O feito marca a segunda vez que o governo do presidente Luiz Inácio Lula da Silva retira o Brasil dessa condição. A primeira ocorreu em 2014, após mais de uma década de políticas voltadas ao combate à pobreza, à segurança alimentar e à geração de emprego. No entanto, o desmonte dessas ações a partir de 2018 fez com que o Brasil retornasse ao Mapa da Fome nos anos seguintes. Agora, em apenas dois anos de gestão, o país volta a ser referência global em políticas públicas de combate à fome e à desigualdade.

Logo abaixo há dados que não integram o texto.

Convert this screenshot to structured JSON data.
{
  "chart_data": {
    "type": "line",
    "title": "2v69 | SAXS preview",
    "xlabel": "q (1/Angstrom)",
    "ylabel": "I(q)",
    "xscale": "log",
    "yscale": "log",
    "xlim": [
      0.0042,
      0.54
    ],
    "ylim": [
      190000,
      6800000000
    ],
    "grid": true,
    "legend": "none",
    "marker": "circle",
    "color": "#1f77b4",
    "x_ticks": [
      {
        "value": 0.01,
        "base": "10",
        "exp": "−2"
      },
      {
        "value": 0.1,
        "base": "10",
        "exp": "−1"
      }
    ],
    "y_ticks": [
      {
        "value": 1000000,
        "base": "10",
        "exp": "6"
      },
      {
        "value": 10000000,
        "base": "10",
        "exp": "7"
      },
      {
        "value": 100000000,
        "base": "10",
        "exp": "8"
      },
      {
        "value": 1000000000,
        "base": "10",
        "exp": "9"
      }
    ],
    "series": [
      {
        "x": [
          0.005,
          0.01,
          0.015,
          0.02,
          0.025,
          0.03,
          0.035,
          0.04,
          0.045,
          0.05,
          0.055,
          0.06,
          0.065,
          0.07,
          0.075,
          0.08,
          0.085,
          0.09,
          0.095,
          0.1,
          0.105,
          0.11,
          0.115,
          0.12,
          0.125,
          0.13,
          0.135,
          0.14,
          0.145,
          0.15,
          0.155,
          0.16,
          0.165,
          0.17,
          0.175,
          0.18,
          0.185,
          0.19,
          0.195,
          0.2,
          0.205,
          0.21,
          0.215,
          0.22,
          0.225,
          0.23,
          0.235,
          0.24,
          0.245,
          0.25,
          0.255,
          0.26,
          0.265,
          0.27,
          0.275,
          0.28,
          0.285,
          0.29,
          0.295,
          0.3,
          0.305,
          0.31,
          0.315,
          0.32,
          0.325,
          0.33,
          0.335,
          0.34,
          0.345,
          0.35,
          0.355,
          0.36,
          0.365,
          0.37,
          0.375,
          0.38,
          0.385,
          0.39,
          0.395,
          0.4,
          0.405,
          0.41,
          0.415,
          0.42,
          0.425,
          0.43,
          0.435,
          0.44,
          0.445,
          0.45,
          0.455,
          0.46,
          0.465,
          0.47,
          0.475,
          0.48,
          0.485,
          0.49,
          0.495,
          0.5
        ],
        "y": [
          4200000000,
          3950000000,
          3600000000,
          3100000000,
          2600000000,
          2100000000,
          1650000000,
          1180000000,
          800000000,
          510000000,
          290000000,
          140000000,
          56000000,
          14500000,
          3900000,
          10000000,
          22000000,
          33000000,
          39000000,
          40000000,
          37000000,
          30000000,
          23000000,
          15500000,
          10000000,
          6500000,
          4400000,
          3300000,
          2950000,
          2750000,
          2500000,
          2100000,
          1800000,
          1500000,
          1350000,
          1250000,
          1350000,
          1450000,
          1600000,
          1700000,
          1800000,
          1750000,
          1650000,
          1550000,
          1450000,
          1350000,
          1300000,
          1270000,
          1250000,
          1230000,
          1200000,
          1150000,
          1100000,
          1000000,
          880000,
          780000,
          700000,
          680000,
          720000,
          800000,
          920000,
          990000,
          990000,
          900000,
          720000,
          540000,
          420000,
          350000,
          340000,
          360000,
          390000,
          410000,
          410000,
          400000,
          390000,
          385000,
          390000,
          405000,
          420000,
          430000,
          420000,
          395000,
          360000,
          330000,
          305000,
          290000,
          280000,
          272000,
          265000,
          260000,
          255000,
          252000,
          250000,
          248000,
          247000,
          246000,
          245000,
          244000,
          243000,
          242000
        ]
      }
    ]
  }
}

O relatório “O Estado da Segurança Alimentar e Nutricional no Mundo 2025 (SOFI 2025)”, publicado pela FAO, reconhece os avanços obtidos com o programa Brasil Sem Fome e outras ações de governo. De acordo com os dados oficiais, cerca de 24 milhões de brasileiros saíram da insegurança alimentar grave até o final de 2023. A redução da pobreza extrema para 4,4% em 2023, o menor índice da série histórica, também foi determinante para a conquista, assim como a criação de 1,7 milhão de empregos formais em 2024 — dos quais quase 99% foram ocupados por pessoas cadastradas em programas sociais.

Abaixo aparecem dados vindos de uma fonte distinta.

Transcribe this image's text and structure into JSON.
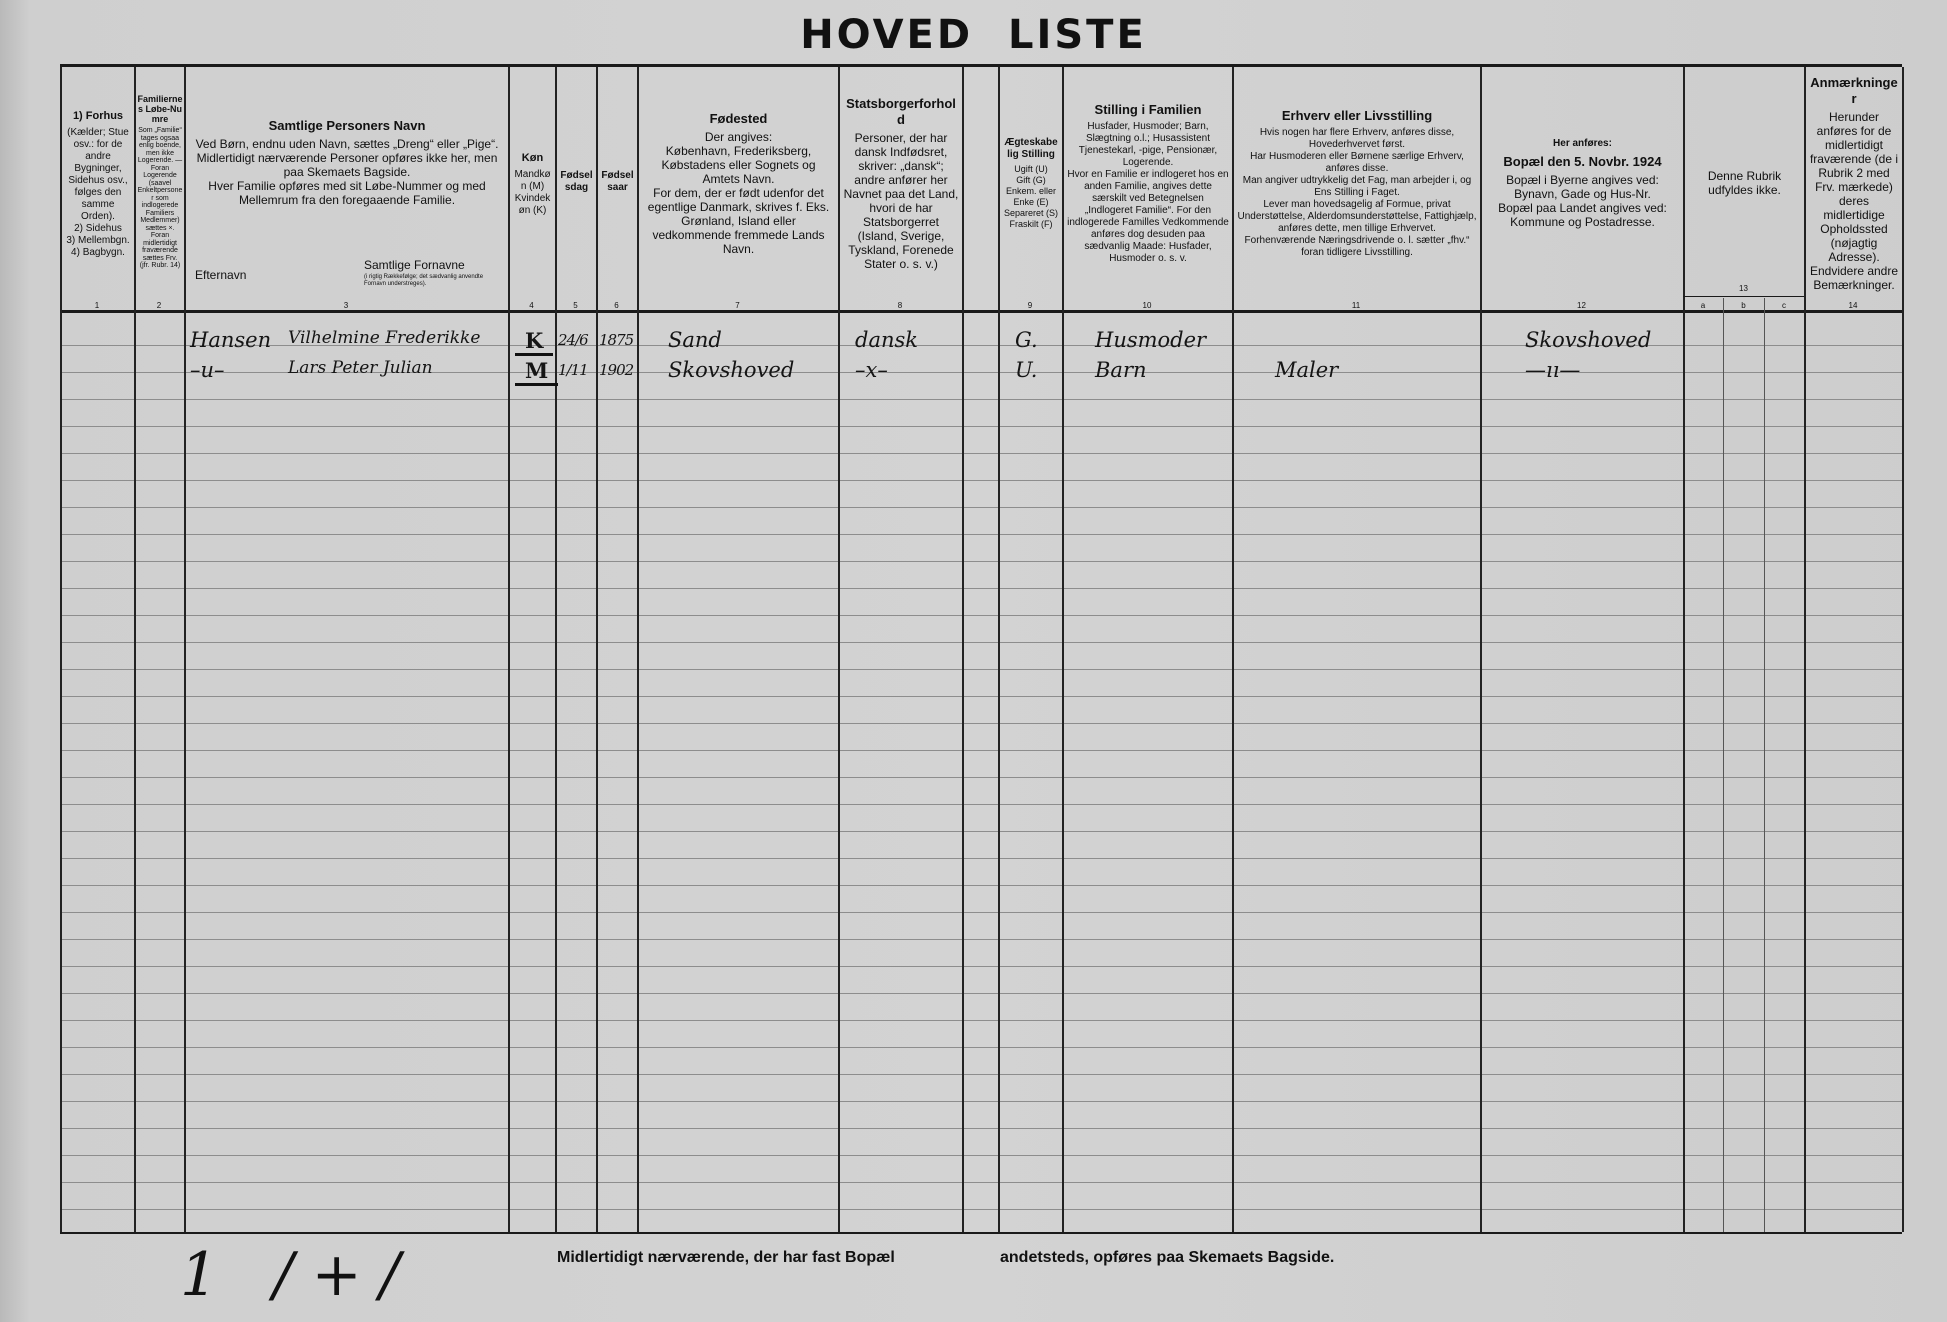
{
  "title": "HOVED LISTE",
  "headers": [
    {
      "num": "1",
      "title": "1) Forhus",
      "body": "(Kælder; Stue osv.: for de andre Bygninger, Sidehus osv., følges den samme Orden).\n2) Sidehus\n3) Mellembgn.\n4) Bagbygn."
    },
    {
      "num": "2",
      "title": "Familiernes Løbe-Numre",
      "body": "Som „Familie“ tages ogsaa enlig boende, men ikke Logerende. — Foran Logerende (saavel Enkeltpersoner som indlogerede Familiers Medlemmer) sættes ×. Foran midlertidigt fraværende sættes Frv. (jfr. Rubr. 14)"
    },
    {
      "num": "3",
      "title": "Samtlige Personers Navn",
      "body": "Ved Børn, endnu uden Navn, sættes „Dreng“ eller „Pige“.\nMidlertidigt nærværende Personer opføres ikke her, men paa Skemaets Bagside.\nHver Familie opføres med sit Løbe-Nummer og med Mellemrum fra den foregaaende Familie.",
      "sub_left": "Efternavn",
      "sub_right": "Samtlige Fornavne",
      "sub_right_note": "(i rigtig Rækkefølge; det sædvanlig anvendte Fornavn understreges)."
    },
    {
      "num": "4",
      "title": "Køn",
      "body": "Mandkøn (M)\nKvindekøn (K)"
    },
    {
      "num": "5",
      "title": "Fødselsdag",
      "body": ""
    },
    {
      "num": "6",
      "title": "Fødselsaar",
      "body": ""
    },
    {
      "num": "7",
      "title": "Fødested",
      "body": "Der angives:\nKøbenhavn, Frederiksberg, Købstadens eller Sognets og Amtets Navn.\nFor dem, der er født udenfor det egentlige Danmark, skrives f. Eks. Grønland, Island eller vedkommende fremmede Lands Navn."
    },
    {
      "num": "8",
      "title": "Statsborgerforhold",
      "body": "Personer, der har dansk Indfødsret, skriver: „dansk“; andre anfører her Navnet paa det Land, hvori de har Statsborgerret (Island, Sverige, Tyskland, Forenede Stater o. s. v.)"
    },
    {
      "num": "",
      "title": "",
      "body": ""
    },
    {
      "num": "9",
      "title": "Ægteskabelig Stilling",
      "body": "Ugift (U)\nGift (G)\nEnkem. eller Enke (E)\nSepareret (S)\nFraskilt (F)"
    },
    {
      "num": "10",
      "title": "Stilling i Familien",
      "body": "Husfader, Husmoder; Barn, Slægtning o.l.; Husassistent Tjenestekarl, -pige, Pensionær, Logerende.\nHvor en Familie er indlogeret hos en anden Familie, angives dette særskilt ved Betegnelsen „Indlogeret Familie“. For den indlogerede Familles Vedkommende anføres dog desuden paa sædvanlig Maade: Husfader, Husmoder o. s. v."
    },
    {
      "num": "11",
      "title": "Erhverv eller Livsstilling",
      "body": "Hvis nogen har flere Erhverv, anføres disse, Hovederhvervet først.\nHar Husmoderen eller Børnene særlige Erhverv, anføres disse.\nMan angiver udtrykkelig det Fag, man arbejder i, og Ens Stilling i Faget.\nLever man hovedsagelig af Formue, privat Understøttelse, Alderdomsunderstøttelse, Fattighjælp, anføres dette, men tillige Erhvervet.\nForhenværende Næringsdrivende o. l. sætter „fhv.“ foran tidligere Livsstilling."
    },
    {
      "num": "12",
      "title": "Bopæl den 5. Novbr. 1924",
      "pre": "Her anføres:",
      "body": "Bopæl i Byerne angives ved:\nBynavn, Gade og Hus-Nr.\nBopæl paa Landet angives ved:\nKommune og Postadresse."
    },
    {
      "num": "13",
      "title": "",
      "body": "Denne Rubrik udfyldes ikke.",
      "subcols": [
        "a",
        "b",
        "c"
      ]
    },
    {
      "num": "14",
      "title": "Anmærkninger",
      "body": "Herunder anføres for de midlertidigt fraværende (de i Rubrik 2 med Frv. mærkede) deres midlertidige Opholdssted (nøjagtig Adresse). Endvidere andre Bemærkninger."
    }
  ],
  "rows": [
    {
      "surname": "Hansen",
      "given": "Vilhelmine Frederikke",
      "sex": "K",
      "day": "24/6",
      "year": "1875",
      "birthplace": "Sand",
      "citizenship": "dansk",
      "marital": "G.",
      "position": "Husmoder",
      "occupation": "",
      "residence": "Skovshoved"
    },
    {
      "surname": "–u–",
      "given": "Lars Peter Julian",
      "sex": "M",
      "day": "1/11",
      "year": "1902",
      "birthplace": "Skovshoved",
      "citizenship": "–x–",
      "marital": "U.",
      "position": "Barn",
      "occupation": "Maler",
      "residence": "—ıı—"
    }
  ],
  "footer": {
    "left": "Midlertidigt nærværende, der har fast Bopæl",
    "right": "andetsteds, opføres paa Skemaets Bagside."
  },
  "margin_note": "1 /+/"
}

Além do aumento do emprego e da renda, o governo tem promovido o fortalecimento da agricultura familiar, da alimentação escolar e do acesso a alimentos saudáveis. A renda do trabalho entre os mais pobres cresceu 10,7% em 2024, enquanto a desigualdade caiu, refletida pelo menor índice de Gini já registrado no país (0,506). Com a retomada do crescimento inclusivo, cerca de um milhão de famílias superaram a pobreza e deixaram de receber o Bolsa Família em julho de 2025, alcançando maior autonomia econômica.